# Canceling With Variables

• Aug 14th 2008, 09:17 AM
cmf0106
Canceling With Variables
The Author of this book does not really explain the process very thoroughly, consequently I am lost.

$\frac{72x}{18xy}$

to solve:
$\frac{4}{y} * \frac{18x}{18x} = \frac{4}{y}$

I am completely stumped as to how the author gets $\frac{4}{y}$ and $\frac{18x}{18x}$, if someone could please clarify and tell me the process, and why its implemented it would be greatly appreciated.

When I look at it I dont see why you cant just cancel out the x in the numerator and denominator and get $\frac{72}{18y} = \frac{4}{y}$ I dont understand how she sets it up at all.
• Aug 14th 2008, 10:47 AM
Twig
Hi
The author has done nothing special.

Since you have an expression $\frac{72x}{18xy}$ with just factors in it, you CAN definetely "just cancel out" the x.
The author has simply broken out the GCF (greatest common factor) from both the $72x \ \mbox{and the} \ 18xy$

So $\mbox{GCF}(72x,18xy) \ = 18x$

Now the $18x$ gets cancelled out, and we´re left with just
$\frac{4}{y}$
• Aug 14th 2008, 11:37 AM
cmf0106
Ah many thanks. I learned GCF many years ago but this book, which is meant for beginners, jumps around from topic to topic. Even in the introduction of the book the author states she will build on previous material from chapter to chapter; however, GCF has not even been included this far. But at any rate many thanks for clarifying.

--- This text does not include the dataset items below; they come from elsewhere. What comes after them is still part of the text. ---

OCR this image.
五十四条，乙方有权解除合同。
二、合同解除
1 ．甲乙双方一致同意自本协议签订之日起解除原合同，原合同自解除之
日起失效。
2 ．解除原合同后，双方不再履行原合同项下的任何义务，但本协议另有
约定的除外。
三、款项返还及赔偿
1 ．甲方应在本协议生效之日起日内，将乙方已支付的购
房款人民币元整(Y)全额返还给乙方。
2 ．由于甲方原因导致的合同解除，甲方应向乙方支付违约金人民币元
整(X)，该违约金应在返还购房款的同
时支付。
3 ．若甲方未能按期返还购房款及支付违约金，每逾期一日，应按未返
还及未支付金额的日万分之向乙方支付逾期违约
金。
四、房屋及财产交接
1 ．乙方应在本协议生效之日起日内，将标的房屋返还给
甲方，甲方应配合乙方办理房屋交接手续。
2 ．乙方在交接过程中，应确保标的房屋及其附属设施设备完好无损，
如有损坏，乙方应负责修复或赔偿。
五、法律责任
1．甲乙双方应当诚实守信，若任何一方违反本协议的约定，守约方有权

Also I know the same process must be going on here but how is the GCF of this expression 3x?

$\frac{6xy(2x-1)}{3x} = \frac{2y(2x-1)}{1} * \frac{3x}{3x} = 2y(2x-1)$

Looks like the 3 divides the 6 and the x just divides into the other x on the numerator.
• Aug 15th 2008, 01:47 AM
Twig
hi
The GCF here is definetely $3x$.

You always try to "cancel out" as much as possible when simplifying expressions. The key thing not to forget is that you can only cancel out factors!